The FDA released a report Wednesday regarding recent findings of a link between persons with breast implants and anaplastic large cell lymphoma (ALCL), a rare form of cancer involving the immune system. The FDA stresses that too few cases (37 identified cases since 1997) of ALCL have been recognized among those with breast implants for them to make a causal link between the two.
A registry of breast implant recipients has been proposed by the FDA and the American Society of Plastic Surgeons in order to identify people with breast implants who go on to develop ALCL. Clinicians can report confirmed cases to the FDA safety information program, MedWatch. Physician and FDA scientist, Binita Ashar took part in a Q&A on the FDA website regarding the issue. He noted ALCL has been identified in those with both silicone and saline-filled implants.
The FDA identified this potential connection through their own surveillance, not from agreed upon post-approval studies by makers of breast implants that have enrolled very few women. At the present time the FDA is not suggesting people remove their implants, but it is important to understand this recently identified potential risk.

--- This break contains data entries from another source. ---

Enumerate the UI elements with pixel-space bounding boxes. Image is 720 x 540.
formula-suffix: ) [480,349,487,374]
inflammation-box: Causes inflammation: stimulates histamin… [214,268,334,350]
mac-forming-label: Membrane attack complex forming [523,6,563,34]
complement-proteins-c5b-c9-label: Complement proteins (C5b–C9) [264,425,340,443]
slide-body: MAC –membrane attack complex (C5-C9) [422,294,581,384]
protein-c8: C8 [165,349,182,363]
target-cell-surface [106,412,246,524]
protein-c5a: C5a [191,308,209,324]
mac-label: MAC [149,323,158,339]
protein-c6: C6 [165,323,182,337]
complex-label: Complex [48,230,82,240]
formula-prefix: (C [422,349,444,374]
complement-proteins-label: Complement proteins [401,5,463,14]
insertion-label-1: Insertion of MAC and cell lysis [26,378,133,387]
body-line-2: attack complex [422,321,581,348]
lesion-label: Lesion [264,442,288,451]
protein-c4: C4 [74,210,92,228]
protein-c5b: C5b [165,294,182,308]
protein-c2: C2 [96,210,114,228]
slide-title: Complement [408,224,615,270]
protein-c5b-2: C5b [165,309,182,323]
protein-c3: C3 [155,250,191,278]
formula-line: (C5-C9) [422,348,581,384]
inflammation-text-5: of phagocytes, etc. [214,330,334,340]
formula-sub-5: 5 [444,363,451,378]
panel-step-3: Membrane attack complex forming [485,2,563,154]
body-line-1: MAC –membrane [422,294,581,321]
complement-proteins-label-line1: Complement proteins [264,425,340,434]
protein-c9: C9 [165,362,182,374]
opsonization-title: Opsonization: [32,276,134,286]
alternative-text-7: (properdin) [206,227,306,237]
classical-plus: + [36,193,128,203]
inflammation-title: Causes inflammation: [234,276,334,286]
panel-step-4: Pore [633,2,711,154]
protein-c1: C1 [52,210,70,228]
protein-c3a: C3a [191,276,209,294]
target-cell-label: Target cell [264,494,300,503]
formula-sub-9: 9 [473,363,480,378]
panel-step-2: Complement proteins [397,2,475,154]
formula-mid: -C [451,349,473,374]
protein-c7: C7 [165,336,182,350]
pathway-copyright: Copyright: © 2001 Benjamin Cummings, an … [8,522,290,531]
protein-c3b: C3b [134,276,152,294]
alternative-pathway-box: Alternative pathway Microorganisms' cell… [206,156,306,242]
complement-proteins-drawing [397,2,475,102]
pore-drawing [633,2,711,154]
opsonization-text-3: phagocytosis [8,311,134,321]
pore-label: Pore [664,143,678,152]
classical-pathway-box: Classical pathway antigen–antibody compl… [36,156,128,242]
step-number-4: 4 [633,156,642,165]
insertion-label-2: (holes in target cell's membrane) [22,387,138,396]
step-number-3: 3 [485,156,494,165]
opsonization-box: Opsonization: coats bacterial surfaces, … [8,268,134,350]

The FDA states the information they will have to share about this link will be solely based upon the number of reports the registry receives. It will be interesting to see if the increased attention to this issue increases monitoring, and thus case-finding, among breast implant recipients. However, considering the 5-10 million people worldwide with breast implants and 37 confirmed cases of ALCL among them, is this just another media-hyped story adding to cancer-hysteria?